Emirates is able to buck this trend because of the central global location of it’s hub in the Middle East. From there, it can connect passengers to any point on earth non-stop and combine city pairs anywhere in the world with only one stop in the Middle East. The purchase of super-long range aircraft takes full advantage of this to help Dubai in it’s quest to become the leading hub in the world. In addition to that, Dubai itself is not only rising as a major hub for both cargo and passenger traffic, but has also become a destination in the UAE’s long term strategy to move away from oil wealth and to make Dubai a financial and vacation destination.
Emirates Airlines was started in 1985 using two leased aircraft, an Airbus A300 and a Boeing 737-800 and rose to become one of the world’s premier international airlines. It posted an incredible 25% growth every year for the first 20 years since it’s inception and has become unstoppable in it’s global aviation dominance plans. Recent casualties include the failed attempt by Australia’s Qantas and Air New Zealand to merge in an effort to fend off competition from the airline and Virgin Blue on the highly profitable Trans-Tasman route. Although both airlines might still merge, they are open to other options as well and are fully aware that long-term survival will not be possible without a merger.

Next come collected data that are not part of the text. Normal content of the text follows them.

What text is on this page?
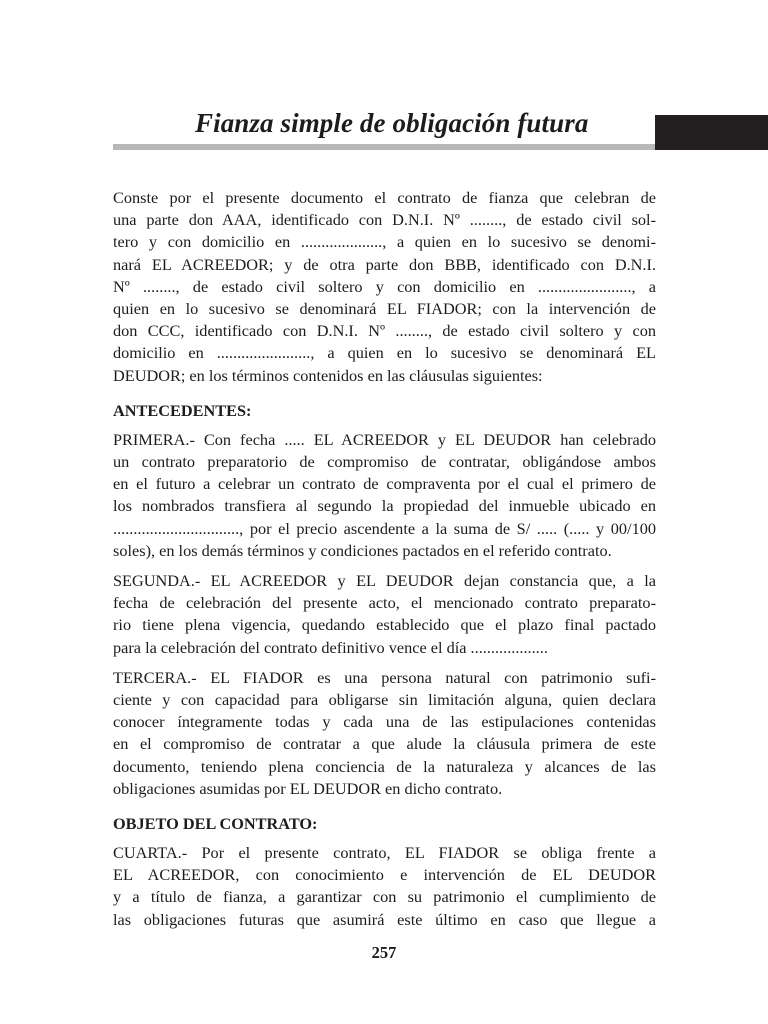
Fianza simple de obligación futura

Conste por el presente documento el contrato de fianza que celebran de
una parte don AAA, identificado con D.N.I. Nº ........, de estado civil sol-
tero y con domicilio en ...................., a quien en lo sucesivo se denomi-
nará EL ACREEDOR; y de otra parte don BBB, identificado con D.N.I.
Nº ........, de estado civil soltero y con domicilio en ......................., a
quien en lo sucesivo se denominará EL FIADOR; con la intervención de
don CCC, identificado con D.N.I. Nº ........, de estado civil soltero y con
domicilio en ......................., a quien en lo sucesivo se denominará EL
DEUDOR; en los términos contenidos en las cláusulas siguientes:

ANTECEDENTES:

PRIMERA.- Con fecha ..... EL ACREEDOR y EL DEUDOR han celebrado
un contrato preparatorio de compromiso de contratar, obligándose ambos
en el futuro a celebrar un contrato de compraventa por el cual el primero de
los nombrados transfiera al segundo la propiedad del inmueble ubicado en
..............................., por el precio ascendente a la suma de S/ ..... (..... y 00/100
soles), en los demás términos y condiciones pactados en el referido contrato.

SEGUNDA.- EL ACREEDOR y EL DEUDOR dejan constancia que, a la
fecha de celebración del presente acto, el mencionado contrato preparato-
rio tiene plena vigencia, quedando establecido que el plazo final pactado
para la celebración del contrato definitivo vence el día ...................

TERCERA.- EL FIADOR es una persona natural con patrimonio sufi-
ciente y con capacidad para obligarse sin limitación alguna, quien declara
conocer íntegramente todas y cada una de las estipulaciones contenidas
en el compromiso de contratar a que alude la cláusula primera de este
documento, teniendo plena conciencia de la naturaleza y alcances de las
obligaciones asumidas por EL DEUDOR en dicho contrato.

OBJETO DEL CONTRATO:

CUARTA.- Por el presente contrato, EL FIADOR se obliga frente a
EL ACREEDOR, con conocimiento e intervención de EL DEUDOR
y a título de fianza, a garantizar con su patrimonio el cumplimiento de
las obligaciones futuras que asumirá este último en caso que llegue a

257
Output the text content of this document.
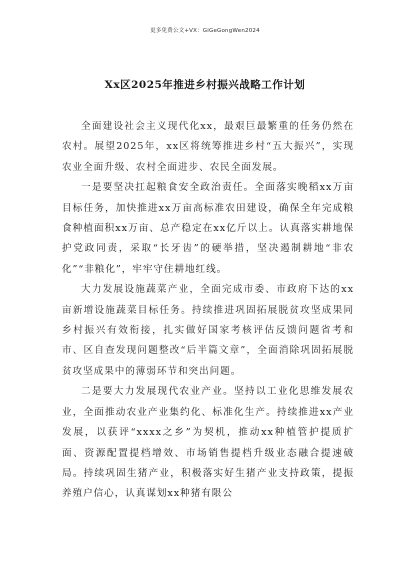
更多免费公文+VX：GiGeGongWen2024
Xx区2025年推进乡村振兴战略工作计划

全面建设社会主义现代化xx，最艰巨最繁重的任务仍然在农村。展望2025年，xx区将统筹推进乡村“五大振兴”，实现农业全面升级、农村全面进步、农民全面发展。

一是要坚决扛起粮食安全政治责任。全面落实晚稻xx万亩目标任务，加快推进xx万亩高标准农田建设，确保全年完成粮食种植面积xx万亩、总产稳定在xx亿斤以上。认真落实耕地保护党政同责，采取“长牙齿”的硬举措，坚决遏制耕地“非农化”“非粮化”，牢牢守住耕地红线。

大力发展设施蔬菜产业，全面完成市委、市政府下达的xx亩新增设施蔬菜目标任务。持续推进巩固拓展脱贫攻坚成果同乡村振兴有效衔接，扎实做好国家考核评估反馈问题省考和市、区自查发现问题整改“后半篇文章”，全面消除巩固拓展脱贫攻坚成果中的薄弱环节和突出问题。

二是要大力发展现代农业产业。坚持以工业化思维发展农业，全面推动农业产业集约化、标准化生产。持续推进xx产业发展，以获评“xxxx之乡”为契机，推动xx种植管护提质扩面、资源配置提档增效、市场销售提档升级业态融合提速破局。持续巩固生猪产业，积极落实好生猪产业支持政策，提振养殖户信心，认真谋划xx种猪有限公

I remember in the late 80s and early 90s if you purchased a ticket on Emirates, you did not want anyone to know about it because you were considered “poor” or “cheap”. The airline made what seemed to be a million stops and it felt as if you were never going to reach your destination. How times have changed !

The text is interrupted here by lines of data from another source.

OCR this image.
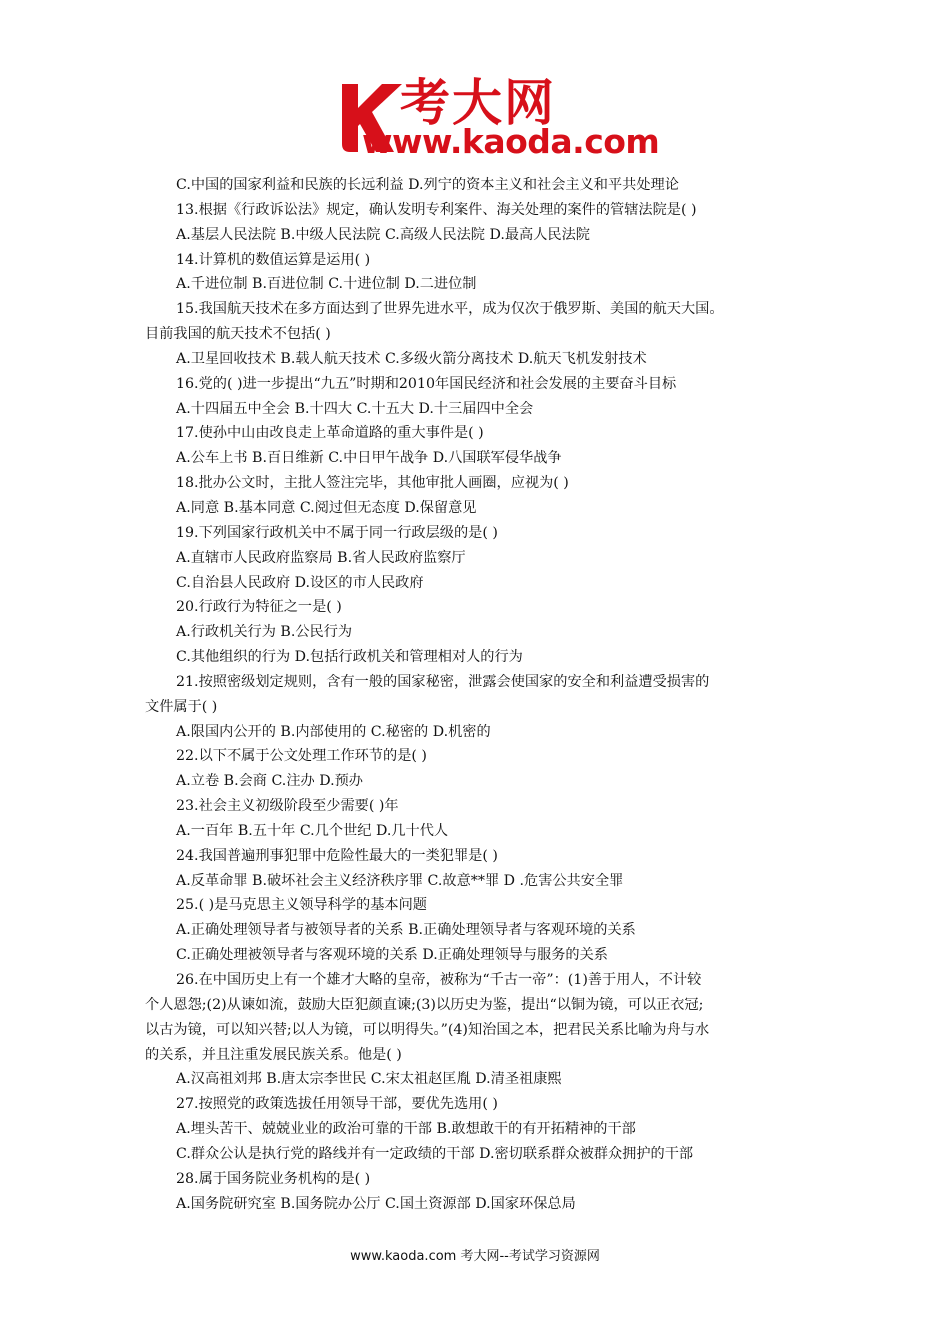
考大网
www.kaoda.com
C.中国的国家利益和民族的长远利益 D.列宁的资本主义和社会主义和平共处理论
13.根据《行政诉讼法》规定，确认发明专利案件、海关处理的案件的管辖法院是( )
A.基层人民法院 B.中级人民法院 C.高级人民法院 D.最高人民法院
14.计算机的数值运算是运用( )
A.千进位制 B.百进位制 C.十进位制 D.二进位制
15.我国航天技术在多方面达到了世界先进水平，成为仅次于俄罗斯、美国的航天大国。
目前我国的航天技术不包括( )
A.卫星回收技术 B.载人航天技术 C.多级火箭分离技术 D.航天飞机发射技术
16.党的( )进一步提出“九五”时期和2010年国民经济和社会发展的主要奋斗目标
A.十四届五中全会 B.十四大 C.十五大 D.十三届四中全会
17.使孙中山由改良走上革命道路的重大事件是( )
A.公车上书 B.百日维新 C.中日甲午战争 D.八国联军侵华战争
18.批办公文时，主批人签注完毕，其他审批人画圈，应视为( )
A.同意 B.基本同意 C.阅过但无态度 D.保留意见
19.下列国家行政机关中不属于同一行政层级的是( )
A.直辖市人民政府监察局 B.省人民政府监察厅
C.自治县人民政府 D.设区的市人民政府
20.行政行为特征之一是( )
A.行政机关行为 B.公民行为
C.其他组织的行为 D.包括行政机关和管理相对人的行为
21.按照密级划定规则，含有一般的国家秘密，泄露会使国家的安全和利益遭受损害的
文件属于( )
A.限国内公开的 B.内部使用的 C.秘密的 D.机密的
22.以下不属于公文处理工作环节的是( )
A.立卷 B.会商 C.注办 D.预办
23.社会主义初级阶段至少需要( )年
A.一百年 B.五十年 C.几个世纪 D.几十代人
24.我国普遍刑事犯罪中危险性最大的一类犯罪是( )
A.反革命罪 B.破坏社会主义经济秩序罪 C.故意**罪 D .危害公共安全罪
25.( )是马克思主义领导科学的基本问题
A.正确处理领导者与被领导者的关系 B.正确处理领导者与客观环境的关系
C.正确处理被领导者与客观环境的关系 D.正确处理领导与服务的关系
26.在中国历史上有一个雄才大略的皇帝，被称为“千古一帝”：(1)善于用人，不计较
个人恩怨;(2)从谏如流，鼓励大臣犯颜直谏;(3)以历史为鉴，提出“以铜为镜，可以正衣冠;
以古为镜，可以知兴替;以人为镜，可以明得失。”(4)知治国之本，把君民关系比喻为舟与水
的关系，并且注重发展民族关系。他是( )
A.汉高祖刘邦 B.唐太宗李世民 C.宋太祖赵匡胤 D.清圣祖康熙
27.按照党的政策选拔任用领导干部，要优先选用( )
A.埋头苦干、兢兢业业的政治可靠的干部 B.敢想敢干的有开拓精神的干部
C.群众公认是执行党的路线并有一定政绩的干部 D.密切联系群众被群众拥护的干部
28.属于国务院业务机构的是( )
A.国务院研究室 B.国务院办公厅 C.国土资源部 D.国家环保总局
www.kaoda.com 考大网--考试学习资源网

Competition in and out of Nairobi for long-haul flights is expected to get tough going forward for Kenya Airways as today’s delivery to Emirates becomes reality with several other planes yet to be delivered and Dubai transforms itself into the transit point of choice to and from Africa, Europe the Middle East and the Far East. In addition to that, Delta Airlines will enter the Kenyan market in 2009 on an Open Skies agreement with Kenya and fuel prices are expected to permanently remain high.

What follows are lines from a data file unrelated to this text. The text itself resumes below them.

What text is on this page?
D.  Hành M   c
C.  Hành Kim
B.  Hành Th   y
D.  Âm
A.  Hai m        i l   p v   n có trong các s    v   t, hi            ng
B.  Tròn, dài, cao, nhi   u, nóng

Kenya Airways seems to be developing a new strategy to justify the H&S model by increasing mid-haul Pan-African flights, installing a high-end ERP system and introducing e-ticketing all in this year in an effort to increase efficiency and reduce costs as it prepares to battle for passengers but this will not be enough because the most profitable routes (and the most competitive) still remain Europe, Asia, trans-Atlantic and Trans-Tasman (Australia and New Zealand) so for the near future, it seems like the strategic thinkers at Kenya Airways have their work cut out for them as they try to figure out how to continue to stay afloat in what the Qantas CEO, Geoff Dixon has termed as the ‘new aviation world order.’
In my opinion, a much more aggressive stance is required not only by Kenya Airways, but all remaining African airlines, including open, unrestricted bilateral agreements and takeovers or mergers if the market demands it. The 30-plus years of experimenting with restrictive bilateral agreements which favored national, state airlines that were inflexible to market demands has proven to be a dismal failure and need to be done away with if the remaining African airlines ever expect to be players on the aviation world stage.